Paul Zaloom's puppets may push your buttonsby Chris Roberts, Minnesota Public Radio
A "Puppet Rampage" has overtaken the Twin Cities this week. Members of Puppeteers of America are holding their national festival in St. Paul and Minneapolis. The keynote puppeteer, if you will, is the Obie Award-winning performance artist Paul Zaloom. Zaloom starred in the cable TV series "Beakman's World" in the 1990s. His latest puppet production, which he's performing at In the Heart of the Beast Theater in Minneapolis, uses an ancient Middle Eastern shadow puppet tradition to lampoon 21st-century America.
Minneapolis — He's revered in the puppetry world, but Paul Zaloom has been feeling a little besieged lately. His show, "The Mother of All Enemies," takes sharp aim at hatred and xenophobia.
"This show's kind of a finger in the eye of whoever's saying that we're no good," he says.
By "we," Zaloom means people like himself and the main character of his show.
"We both identify ourselves as gay/secular humanist/Buddhist/agnostic/free-thinking knuckleheads," he says.
The Puppet Rampage Festival's artistic director, Nancy Smith, says Paul Zaloom's presence as a performer and workshop conductor has made the event a real draw this year. Smith thinks puppeteers are empowered by the bite of Zaloom's "button-pushing" satire.
"Once you do push a button you're forcing somebody to think, to question what they believe in: 'Why do I believe that and why did it push my button?' That puppetry can do that is a very exciting thing," she says.
Zaloom's puppet protagonist is named Karagoz. He's an Arab-immigrant artist who unwittingly becomes the subject of a manhunt wherever he goes. He's pursued by Al Qaeda, Israeli spies, Homeland Security and the Christian ex-gay movement.
Zaloom adapted the character from a figure in Turkish literature with a history dating back to the Ottoman Empire.
"Karagoz is an archetypical bad-boy puppet character in the mode of Punch, Caspar, Petrushka, Mickey Rourke, whatever," he says.

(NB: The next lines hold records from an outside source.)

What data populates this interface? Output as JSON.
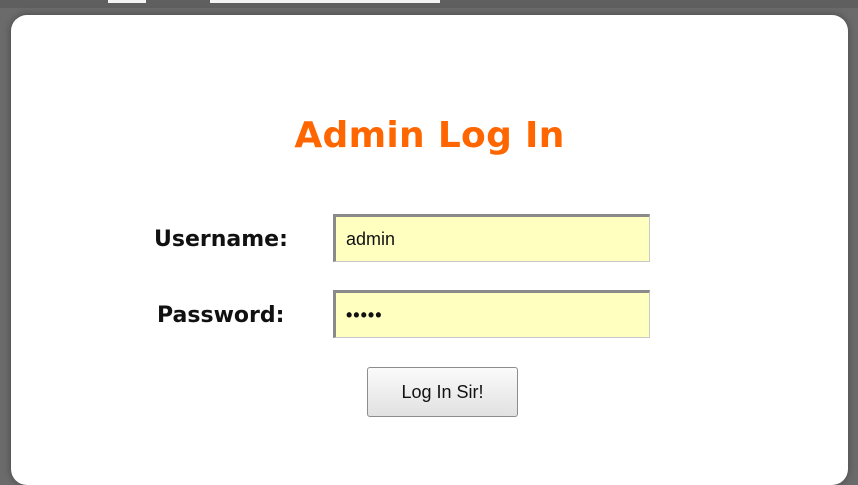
{
  "login": {
    "title": "Admin Log In",
    "username_label": "Username:",
    "username_value": "admin",
    "password_label": "Password:",
    "password_value": "•••••",
    "submit_label": "Log In Sir!"
  },
  "colors": {
    "title": "#ff6600",
    "field_bg": "#ffffc0",
    "panel_bg": "#ffffff",
    "backdrop": "#6b6b6b"
  }
}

Karagoz is also the name of the centuries-old Greek and Turkish shadow puppet tradition that Zaloom employs in the play. The puppets are cut out of pressed board and mounted on hinged sticks, which he manipulates against a lit screen. He also supplies all the voices.
Zaloom is half-Arab. There may be convenient irony in his use of Middle Eastern puppetry techniques to skewer knee-jerk fear in post-9/11 America. But if that's why he chose the form, he's not admitting it.

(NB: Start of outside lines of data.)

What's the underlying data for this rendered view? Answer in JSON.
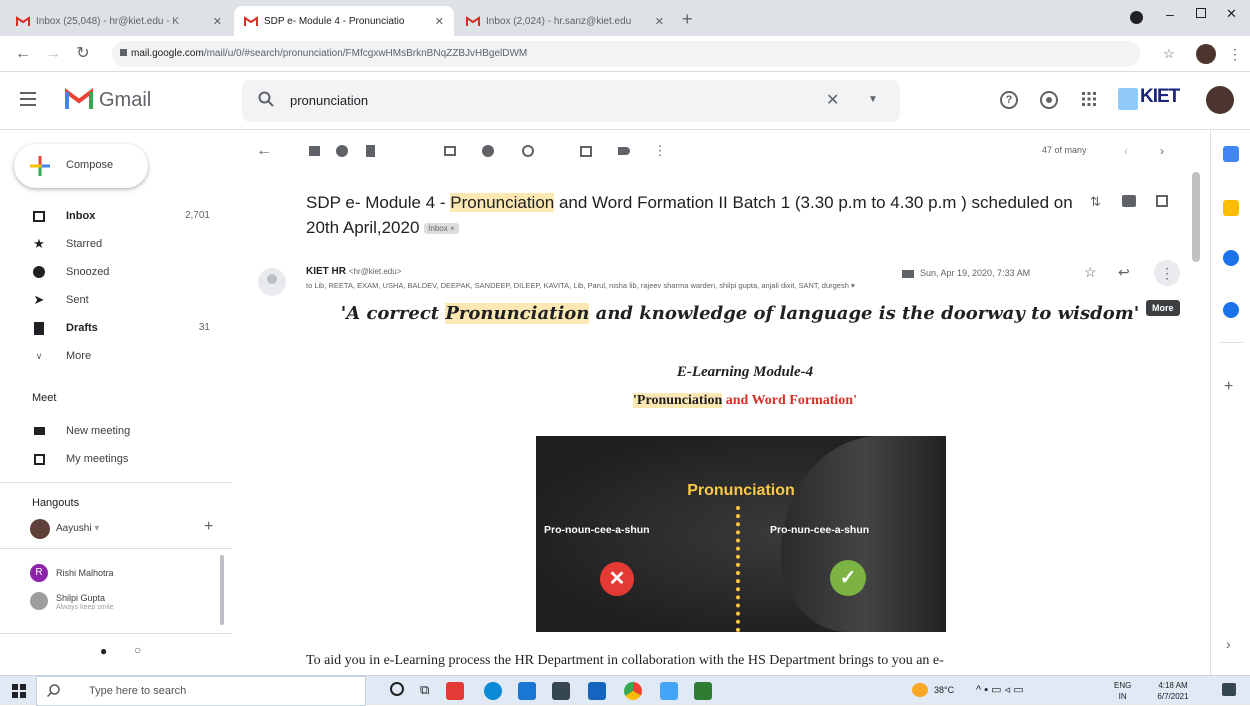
{
  "browser": {
    "tabs": [
      {
        "title": "Inbox (25,048) - hr@kiet.edu - K",
        "active": false
      },
      {
        "title": "SDP e- Module 4 - Pronunciatio",
        "active": true
      },
      {
        "title": "Inbox (2,024) - hr.sanz@kiet.edu",
        "active": false
      }
    ],
    "url_host": "mail.google.com",
    "url_path": "/mail/u/0/#search/pronunciation/FMfcgxwHMsBrknBNqZZBJvHBgelDWM"
  },
  "gmail": {
    "logo_text": "Gmail",
    "search_value": "pronunciation",
    "brand": "KIET"
  },
  "sidebar": {
    "compose": "Compose",
    "items": [
      {
        "label": "Inbox",
        "count": "2,701",
        "bold": true,
        "icon": "inbox-icon"
      },
      {
        "label": "Starred",
        "count": "",
        "bold": false,
        "icon": "star-icon"
      },
      {
        "label": "Snoozed",
        "count": "",
        "bold": false,
        "icon": "clock-icon"
      },
      {
        "label": "Sent",
        "count": "",
        "bold": false,
        "icon": "send-icon"
      },
      {
        "label": "Drafts",
        "count": "31",
        "bold": true,
        "icon": "draft-icon"
      },
      {
        "label": "More",
        "count": "",
        "bold": false,
        "icon": "chevron-down-icon"
      }
    ],
    "meet_title": "Meet",
    "meet_items": [
      "New meeting",
      "My meetings"
    ],
    "hangouts_title": "Hangouts",
    "hangouts_user": "Aayushi",
    "contacts": [
      {
        "name": "Rishi Malhotra",
        "status": "",
        "initial": "R",
        "color": "#8e24aa"
      },
      {
        "name": "Shilpi Gupta",
        "status": "Always keep smile",
        "initial": "S",
        "color": "#9e9e9e"
      }
    ]
  },
  "toolbar": {
    "count_text": "47 of many"
  },
  "message": {
    "subject_pre": "SDP e- Module 4 - ",
    "subject_hl": "Pronunciation",
    "subject_post": " and Word Formation II Batch 1 (3.30 p.m to 4.30 p.m ) scheduled on 20th April,2020",
    "label_chip": "Inbox ×",
    "sender_name": "KIET HR",
    "sender_email": "<hr@kiet.edu>",
    "date": "Sun, Apr 19, 2020, 7:33 AM",
    "recipients": "to Lib, REETA, EXAM, USHA, BALDEV, DEEPAK, SANDEEP, DILEEP, KAVITA, Lib, Parul, nisha lib, rajeev sharma warden, shilpi gupta, anjali dixit, SANT, durgesh",
    "more_tooltip": "More",
    "quote_pre": "'A correct ",
    "quote_hl": "Pronunciation",
    "quote_post": " and knowledge of language is the doorway to wisdom'",
    "module_title": "E-Learning Module-4",
    "module_sub_hl": "'Pronunciation",
    "module_sub_rest": " and Word Formation'",
    "image_title": "Pronunciation",
    "image_wrong": "Pro-noun-cee-a-shun",
    "image_right": "Pro-nun-cee-a-shun",
    "body_text": "To aid you in e-Learning process the HR Department in collaboration with the HS Department brings to you an e-"
  },
  "taskbar": {
    "search_placeholder": "Type here to search",
    "temp": "38°C",
    "lang1": "ENG",
    "lang2": "IN",
    "time": "4:18 AM",
    "date": "6/7/2021"
  }
}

"I have been wanting to work my way through every puppet tradition that exists in the world and do my own sort of horrible bastardization, mutation, blasphemy, whatever on each one of them," he says.
In the Karagoz tradition, there's another prominent character named Hacivat. He's the companion of Karagoz. In Zaloom's show, Hacivat becomes Henry, Karagoz's boyfriend. When they're sent to jail in Syria because of their sexual orientation, a genie saves them and helps them escape, and the chase begins. While on the lam, the pair runs into an Al Qaeda summer camp.

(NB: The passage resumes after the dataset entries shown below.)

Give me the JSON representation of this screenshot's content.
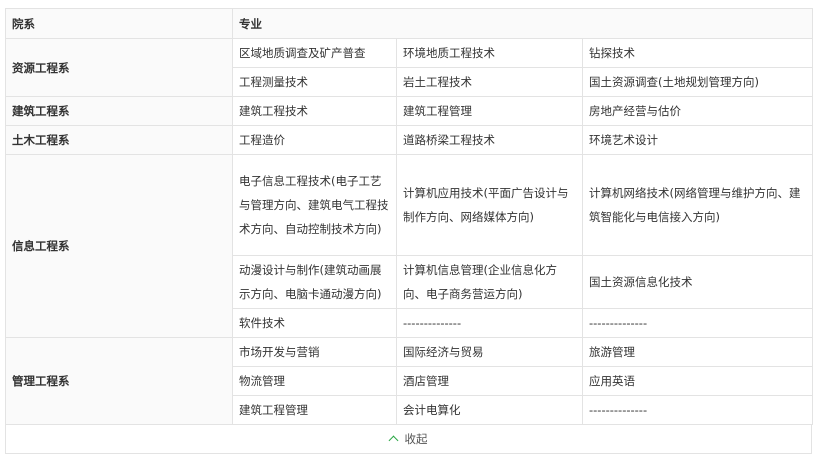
{
  "header": {
    "col1": "院系",
    "col2": "专业"
  },
  "departments": {
    "ziyuan": "资源工程系",
    "jianzhu": "建筑工程系",
    "tumu": "土木工程系",
    "xinxi": "信息工程系",
    "guanli": "管理工程系"
  },
  "rows": {
    "r1": [
      "区域地质调查及矿产普查",
      "环境地质工程技术",
      "钻探技术"
    ],
    "r2": [
      "工程测量技术",
      "岩土工程技术",
      "国土资源调查(土地规划管理方向)"
    ],
    "r3": [
      "建筑工程技术",
      "建筑工程管理",
      "房地产经营与估价"
    ],
    "r4": [
      "工程造价",
      "道路桥梁工程技术",
      "环境艺术设计"
    ],
    "r5": [
      "电子信息工程技术(电子工艺与管理方向、建筑电气工程技术方向、自动控制技术方向)",
      "计算机应用技术(平面广告设计与制作方向、网络媒体方向)",
      "计算机网络技术(网络管理与维护方向、建筑智能化与电信接入方向)"
    ],
    "r6": [
      "动漫设计与制作(建筑动画展示方向、电脑卡通动漫方向)",
      "计算机信息管理(企业信息化方向、电子商务营运方向)",
      "国土资源信息化技术"
    ],
    "r7": [
      "软件技术",
      "--------------",
      "--------------"
    ],
    "r8": [
      "市场开发与营销",
      "国际经济与贸易",
      "旅游管理"
    ],
    "r9": [
      "物流管理",
      "酒店管理",
      "应用英语"
    ],
    "r10": [
      "建筑工程管理",
      "会计电算化",
      "--------------"
    ]
  },
  "footer": {
    "collapse_label": "收起",
    "icon": "chevron-up-icon",
    "accent": "#2aa745"
  }
}
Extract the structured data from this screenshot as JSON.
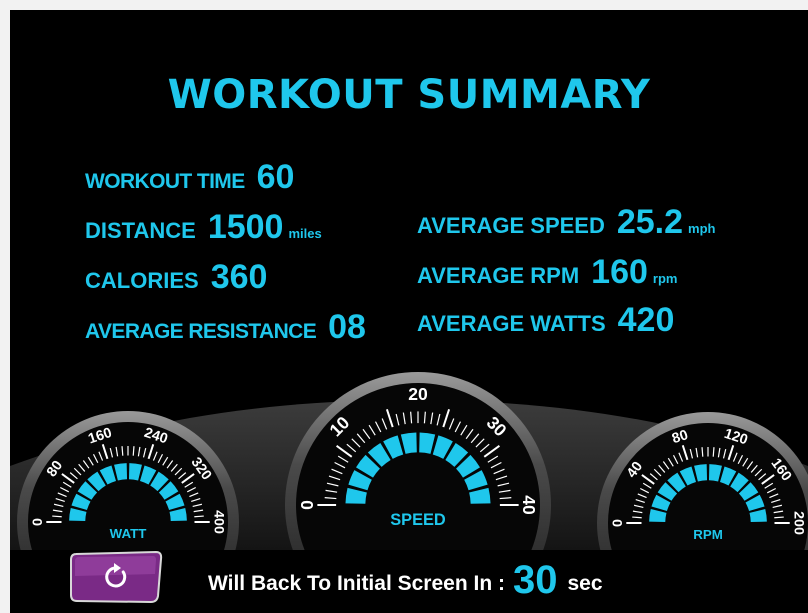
{
  "title": "WORKOUT SUMMARY",
  "stats_left": [
    {
      "label": "WORKOUT TIME",
      "value": "60",
      "unit": ""
    },
    {
      "label": "DISTANCE",
      "value": "1500",
      "unit": "miles"
    },
    {
      "label": "CALORIES",
      "value": "360",
      "unit": ""
    },
    {
      "label": "AVERAGE RESISTANCE",
      "value": "08",
      "unit": ""
    }
  ],
  "stats_right": [
    {
      "label": "AVERAGE SPEED",
      "value": "25.2",
      "unit": "mph"
    },
    {
      "label": "AVERAGE RPM",
      "value": "160",
      "unit": "rpm"
    },
    {
      "label": "AVERAGE WATTS",
      "value": "420",
      "unit": ""
    }
  ],
  "gauges": {
    "watt": {
      "label": "WATT",
      "ticks": [
        "0",
        "80",
        "160",
        "240",
        "320",
        "400"
      ]
    },
    "speed": {
      "label": "SPEED",
      "ticks": [
        "0",
        "10",
        "20",
        "30",
        "40"
      ]
    },
    "rpm": {
      "label": "RPM",
      "ticks": [
        "0",
        "40",
        "80",
        "120",
        "160",
        "200"
      ]
    }
  },
  "footer": {
    "message": "Will Back To Initial Screen In :",
    "countdown": "30",
    "unit": "sec"
  },
  "icons": {
    "refresh": "refresh-icon"
  },
  "colors": {
    "accent": "#1fc7ec",
    "background": "#000000",
    "button": "#7a2a86"
  }
}
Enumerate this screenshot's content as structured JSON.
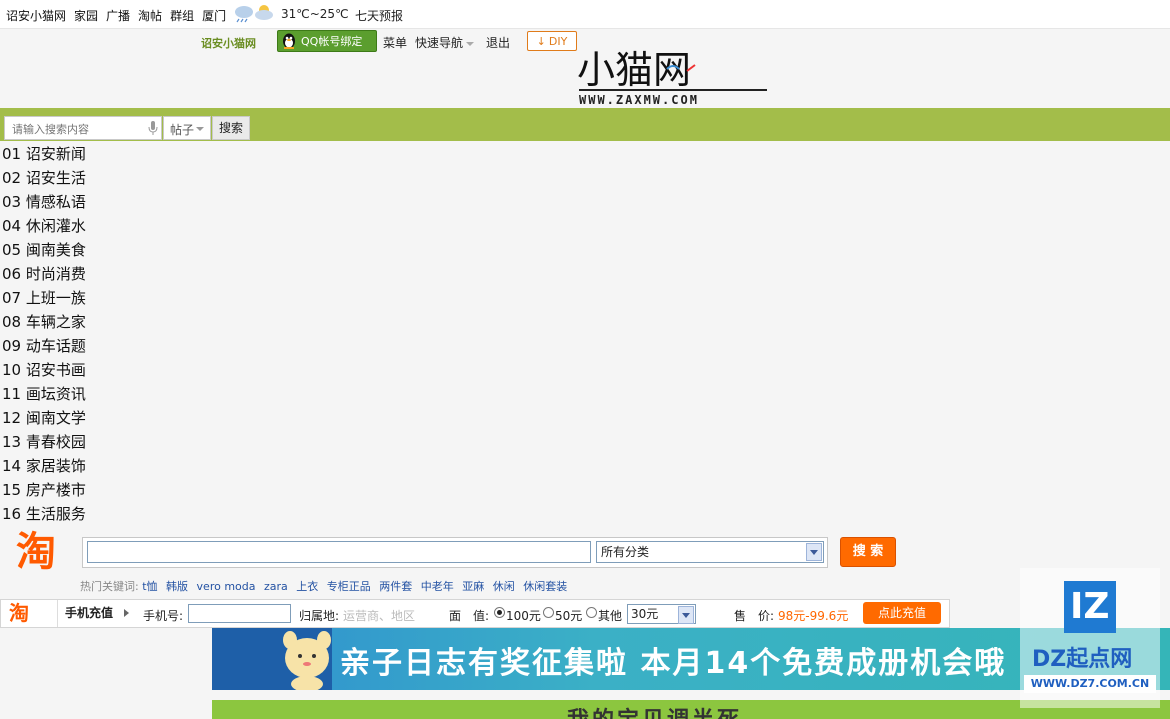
{
  "topbar": {
    "links": [
      "诏安小猫网",
      "家园",
      "广播",
      "淘帖",
      "群组",
      "厦门"
    ],
    "temperature": "31℃~25℃",
    "forecast": "七天预报"
  },
  "header": {
    "site_name": "诏安小猫网",
    "qq_bind": "QQ帐号绑定",
    "menu": "菜单",
    "quick_nav": "快速导航",
    "logout": "退出",
    "diy": "DIY",
    "logo_text": "小猫网",
    "logo_url": "WWW.ZAXMW.COM"
  },
  "search": {
    "placeholder": "请输入搜索内容",
    "scope": "帖子",
    "button": "搜索"
  },
  "forums": [
    "01 诏安新闻",
    "02 诏安生活",
    "03 情感私语",
    "04 休闲灌水",
    "05 闽南美食",
    "06 时尚消费",
    "07 上班一族",
    "08 车辆之家",
    "09 动车话题",
    "10 诏安书画",
    "11 画坛资讯",
    "12 闽南文学",
    "13 青春校园",
    "14 家居装饰",
    "15 房产楼市",
    "16 生活服务"
  ],
  "taobao": {
    "logo": "淘",
    "category": "所有分类",
    "button": "搜 索",
    "hot_label": "热门关键词:",
    "hot_words": [
      "t恤",
      "韩版",
      "vero moda",
      "zara",
      "上衣",
      "专柜正品",
      "两件套",
      "中老年",
      "亚麻",
      "休闲",
      "休闲套装"
    ]
  },
  "recharge": {
    "logo": "淘",
    "tab": "手机充值",
    "phone_label": "手机号:",
    "area_label": "归属地:",
    "area_placeholder": "运营商、地区",
    "face_label": "面　值:",
    "options": [
      "100元",
      "50元",
      "其他"
    ],
    "selected_option": "100元",
    "amount": "30元",
    "price_label": "售　价:",
    "price": "98元-99.6元",
    "pay_button": "点此充值"
  },
  "banners": {
    "banner1_text": "亲子日志有奖征集啦 本月14个免费成册机会哦",
    "banner2_text": "我的宝贝调半死"
  },
  "watermark": {
    "logo": "IZ",
    "brand": "DZ起点网",
    "url": "WWW.DZ7.COM.CN"
  },
  "colors": {
    "green_bar": "#a3bd4a",
    "orange": "#ff6a00",
    "link_blue": "#2452a3"
  }
}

"Hello Mother, hello Father," sings the Camp Al Qaeda counselor. "We are here at Camp Al Qaeda. Camp is very entertaining. We can't wait to start our terrorist training."
When they flee to Israel, government agents are on their trail. Somehow they make their way to United States--and Texas--where they're accosted by the Minutemen militia group patrolling the borders. They end up serving time at Guantanamo.
"Ohhh," groans Karagoz. "It's been rough in here. Yesterday, they flushed my secular humanist bible down the toilet--'The Best of Mad Magazine.' Oohhh."
Zaloom says Karagoz even meets the Statue of Liberty, but ends up having to run away from her too.
"He goes to an ex-gay-turn-homos-into-heteros-through-the-transforming- power-of-Jesus Christ-our-Lord-and-Savior summer dude ranch," Zaloom says.
"So he has quite an adventure."
"The Mother of All Enemies" is not a family show. There's a lot of blue humor and some people might find Zaloom's satire offensive. But he says that's in keeping with puppetry's traditional role as a thorn in the side of authorities, be they priests, kings, governors or presidents.
"In America we associate puppetry with children," he says. "But it's traditionally been anti-establishment, always been kind of a voice in the wilderness against the status quo."
Zaloom believes people are overwhelmed and frustrated by what's going on the world and he's trying to help them laugh about it. He quotes another one of his so called bad-boy heroes, the 50s-era American comedian Lord Buckley.
"He says it's the duty of the humor of any given nation in a time of high crisis to have people laugh at the things that are killing them, so they don't die before they actually get killed," he says.
Zaloom says he plans to continue performing his shadow puppet play in his home base of Los Angeles and on the road, hoping eventually to bring it to Israel.
- All Things Considered, 07/20/2007, 5:50 p.m.